At common law, labor or services could not be the subject of the crime of false pretense. Generally it is ruled that, in the absence of a clearly expressed legislative intent, labor and services are not the subject of *134 the statutory crime of false pretense. 2 Wharton's Criminal Law & Procedure, § 604 at page 369 (Anderson ed. 1957); Perkins, Criminal Law 194 (1957).
In accordance with this generally accepted view, several jurisdictions have amended their criminal codes to specifically render it a crime to obtain labor or services by means of false pretense. E.g., New York Penal Code § 165.15; New Jersey Penal Code § 2A:111; California Penal Code § 332. Section 1610 of the proposed Pennsylvania Crimes Code covers theft of services. However, this proposal has not been adopted thus far.
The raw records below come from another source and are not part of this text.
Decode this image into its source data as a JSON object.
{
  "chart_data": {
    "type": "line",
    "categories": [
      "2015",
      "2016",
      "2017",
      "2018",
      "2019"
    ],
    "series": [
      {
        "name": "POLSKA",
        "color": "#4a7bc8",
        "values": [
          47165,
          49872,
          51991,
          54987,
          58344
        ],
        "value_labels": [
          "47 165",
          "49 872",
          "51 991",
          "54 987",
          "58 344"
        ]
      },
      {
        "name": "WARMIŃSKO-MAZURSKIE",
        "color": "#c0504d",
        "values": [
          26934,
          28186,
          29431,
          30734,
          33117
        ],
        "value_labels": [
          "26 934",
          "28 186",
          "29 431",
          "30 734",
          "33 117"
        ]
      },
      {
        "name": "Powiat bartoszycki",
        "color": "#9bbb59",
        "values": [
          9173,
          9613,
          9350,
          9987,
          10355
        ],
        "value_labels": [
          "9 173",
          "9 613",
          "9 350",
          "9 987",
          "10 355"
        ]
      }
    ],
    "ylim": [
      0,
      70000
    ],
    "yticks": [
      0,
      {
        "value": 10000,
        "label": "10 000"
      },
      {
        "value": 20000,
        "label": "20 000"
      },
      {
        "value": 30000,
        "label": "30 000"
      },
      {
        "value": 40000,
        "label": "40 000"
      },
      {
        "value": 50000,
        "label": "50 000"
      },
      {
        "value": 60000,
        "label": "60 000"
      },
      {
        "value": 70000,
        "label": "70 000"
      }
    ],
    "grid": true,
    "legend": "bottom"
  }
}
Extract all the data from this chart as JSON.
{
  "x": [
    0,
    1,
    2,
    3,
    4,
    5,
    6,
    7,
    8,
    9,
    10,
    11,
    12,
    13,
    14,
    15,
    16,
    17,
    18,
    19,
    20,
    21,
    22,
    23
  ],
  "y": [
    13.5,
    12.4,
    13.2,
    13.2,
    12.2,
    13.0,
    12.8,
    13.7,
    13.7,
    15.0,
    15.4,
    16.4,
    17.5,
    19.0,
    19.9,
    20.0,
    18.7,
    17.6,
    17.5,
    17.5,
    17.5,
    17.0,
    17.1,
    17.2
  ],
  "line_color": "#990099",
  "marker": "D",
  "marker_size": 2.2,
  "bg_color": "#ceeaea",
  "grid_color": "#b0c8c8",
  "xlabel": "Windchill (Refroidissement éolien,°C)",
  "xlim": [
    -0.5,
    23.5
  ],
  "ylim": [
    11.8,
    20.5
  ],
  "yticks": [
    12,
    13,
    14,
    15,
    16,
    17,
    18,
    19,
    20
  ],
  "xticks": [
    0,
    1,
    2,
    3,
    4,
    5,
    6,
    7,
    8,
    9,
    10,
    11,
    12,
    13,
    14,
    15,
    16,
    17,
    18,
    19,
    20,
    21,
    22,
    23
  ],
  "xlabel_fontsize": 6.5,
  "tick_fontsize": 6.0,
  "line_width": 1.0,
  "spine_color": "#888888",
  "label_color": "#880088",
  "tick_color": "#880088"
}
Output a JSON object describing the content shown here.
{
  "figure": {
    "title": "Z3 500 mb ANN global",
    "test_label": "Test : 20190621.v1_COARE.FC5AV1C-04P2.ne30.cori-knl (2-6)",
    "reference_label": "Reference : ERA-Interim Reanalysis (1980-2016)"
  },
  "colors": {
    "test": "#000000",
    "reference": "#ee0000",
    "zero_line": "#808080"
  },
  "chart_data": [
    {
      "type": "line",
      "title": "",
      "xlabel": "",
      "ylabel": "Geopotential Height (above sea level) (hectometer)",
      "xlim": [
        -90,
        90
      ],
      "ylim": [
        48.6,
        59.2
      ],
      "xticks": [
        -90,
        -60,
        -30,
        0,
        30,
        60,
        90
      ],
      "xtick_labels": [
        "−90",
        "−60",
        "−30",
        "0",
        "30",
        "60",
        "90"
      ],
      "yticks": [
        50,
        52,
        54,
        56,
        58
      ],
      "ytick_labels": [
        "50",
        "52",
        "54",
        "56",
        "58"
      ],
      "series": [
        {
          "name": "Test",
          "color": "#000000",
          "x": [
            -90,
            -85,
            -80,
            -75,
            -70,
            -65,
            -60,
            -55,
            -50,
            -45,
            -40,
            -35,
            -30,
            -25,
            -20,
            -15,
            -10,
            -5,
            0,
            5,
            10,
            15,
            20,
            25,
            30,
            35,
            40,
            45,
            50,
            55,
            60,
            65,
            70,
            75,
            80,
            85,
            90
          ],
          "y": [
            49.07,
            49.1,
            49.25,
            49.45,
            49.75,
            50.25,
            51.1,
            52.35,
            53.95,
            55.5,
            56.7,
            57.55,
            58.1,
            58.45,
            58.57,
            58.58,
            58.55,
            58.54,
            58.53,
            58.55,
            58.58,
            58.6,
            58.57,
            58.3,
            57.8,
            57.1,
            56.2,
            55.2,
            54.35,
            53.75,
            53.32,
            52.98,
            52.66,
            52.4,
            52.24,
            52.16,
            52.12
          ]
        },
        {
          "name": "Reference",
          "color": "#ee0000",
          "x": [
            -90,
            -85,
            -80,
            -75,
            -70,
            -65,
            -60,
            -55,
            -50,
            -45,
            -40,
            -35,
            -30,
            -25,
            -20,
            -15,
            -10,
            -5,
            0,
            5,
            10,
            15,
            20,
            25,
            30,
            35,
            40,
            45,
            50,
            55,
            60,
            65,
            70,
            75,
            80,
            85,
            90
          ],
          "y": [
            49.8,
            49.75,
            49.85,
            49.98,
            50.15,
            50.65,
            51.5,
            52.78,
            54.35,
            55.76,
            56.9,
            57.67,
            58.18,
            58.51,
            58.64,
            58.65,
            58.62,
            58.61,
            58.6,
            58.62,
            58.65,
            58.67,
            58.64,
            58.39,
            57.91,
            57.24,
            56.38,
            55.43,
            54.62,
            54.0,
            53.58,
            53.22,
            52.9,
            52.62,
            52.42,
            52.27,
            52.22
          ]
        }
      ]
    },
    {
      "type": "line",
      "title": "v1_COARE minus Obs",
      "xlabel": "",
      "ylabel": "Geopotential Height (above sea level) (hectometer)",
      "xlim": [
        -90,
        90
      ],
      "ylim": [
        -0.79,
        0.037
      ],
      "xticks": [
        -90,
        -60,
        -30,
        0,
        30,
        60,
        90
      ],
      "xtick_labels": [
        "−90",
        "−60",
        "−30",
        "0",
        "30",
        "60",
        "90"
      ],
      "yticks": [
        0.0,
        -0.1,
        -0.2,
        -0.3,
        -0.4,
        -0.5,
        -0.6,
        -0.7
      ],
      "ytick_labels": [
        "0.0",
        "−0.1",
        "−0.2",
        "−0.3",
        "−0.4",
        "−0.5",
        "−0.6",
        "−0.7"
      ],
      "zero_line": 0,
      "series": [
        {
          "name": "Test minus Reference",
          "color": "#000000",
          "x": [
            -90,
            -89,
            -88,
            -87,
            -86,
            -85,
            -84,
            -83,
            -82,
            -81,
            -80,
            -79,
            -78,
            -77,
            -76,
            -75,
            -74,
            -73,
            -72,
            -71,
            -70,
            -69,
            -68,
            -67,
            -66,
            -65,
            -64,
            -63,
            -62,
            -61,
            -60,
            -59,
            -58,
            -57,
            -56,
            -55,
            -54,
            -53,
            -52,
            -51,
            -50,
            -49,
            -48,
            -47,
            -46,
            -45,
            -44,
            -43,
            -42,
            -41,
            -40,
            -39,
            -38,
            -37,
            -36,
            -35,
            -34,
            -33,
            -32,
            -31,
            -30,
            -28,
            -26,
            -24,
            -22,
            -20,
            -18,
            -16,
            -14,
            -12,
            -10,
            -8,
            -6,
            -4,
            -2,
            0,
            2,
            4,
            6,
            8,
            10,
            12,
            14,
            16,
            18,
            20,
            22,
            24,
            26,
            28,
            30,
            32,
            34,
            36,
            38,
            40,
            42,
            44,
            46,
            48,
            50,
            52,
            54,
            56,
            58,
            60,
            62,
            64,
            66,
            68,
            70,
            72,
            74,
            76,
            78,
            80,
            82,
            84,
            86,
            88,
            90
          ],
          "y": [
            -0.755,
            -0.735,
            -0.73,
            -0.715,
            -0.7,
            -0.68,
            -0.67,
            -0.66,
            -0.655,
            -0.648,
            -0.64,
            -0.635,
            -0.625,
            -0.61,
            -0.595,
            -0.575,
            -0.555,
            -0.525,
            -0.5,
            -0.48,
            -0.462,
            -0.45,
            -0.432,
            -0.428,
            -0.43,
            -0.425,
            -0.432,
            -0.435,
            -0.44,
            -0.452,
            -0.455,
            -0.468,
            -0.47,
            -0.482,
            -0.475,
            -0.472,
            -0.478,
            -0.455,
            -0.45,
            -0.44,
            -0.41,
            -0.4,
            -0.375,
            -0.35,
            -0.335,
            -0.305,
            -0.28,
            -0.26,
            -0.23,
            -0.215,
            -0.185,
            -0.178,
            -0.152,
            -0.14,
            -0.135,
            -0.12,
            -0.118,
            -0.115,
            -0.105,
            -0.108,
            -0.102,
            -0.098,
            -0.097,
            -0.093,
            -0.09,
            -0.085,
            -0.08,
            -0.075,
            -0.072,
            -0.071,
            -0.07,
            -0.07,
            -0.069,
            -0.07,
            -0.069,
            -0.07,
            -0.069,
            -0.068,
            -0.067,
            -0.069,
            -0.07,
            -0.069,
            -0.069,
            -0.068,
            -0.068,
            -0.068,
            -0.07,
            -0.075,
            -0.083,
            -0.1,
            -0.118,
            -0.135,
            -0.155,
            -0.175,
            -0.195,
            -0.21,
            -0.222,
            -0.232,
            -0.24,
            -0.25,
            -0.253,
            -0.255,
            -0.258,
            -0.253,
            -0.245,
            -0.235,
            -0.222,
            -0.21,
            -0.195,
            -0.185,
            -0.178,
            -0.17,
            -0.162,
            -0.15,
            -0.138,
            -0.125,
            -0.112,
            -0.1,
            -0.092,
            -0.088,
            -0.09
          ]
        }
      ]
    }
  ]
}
The order of the Superior Court is reversed and the judgments entered in the court of original jurisdiction are arrested.
Mr. Chief Justice BELL concurs in the result.
NOTES
[1]  See Commonwealth v. Stone, 187 Pa. Super. 236, 240, 144 A.2d 610, 612 (1958), affirmed 395 Pa. 583, 150 A.2d 870 (1959) (per curiam); Commonwealth v. Matthews, 196 Pa. Super. 60, 64, 173 A.2d 772, 773 (1961); Commonwealth v. Conners, 201 Pa. Super. 500, 501-05, 193 A.2d 682, 684-85 (1963); Commonwealth v. Thomas, 166 Pa. Super. 214, 216, 70 A.2d 458, 459 (1950).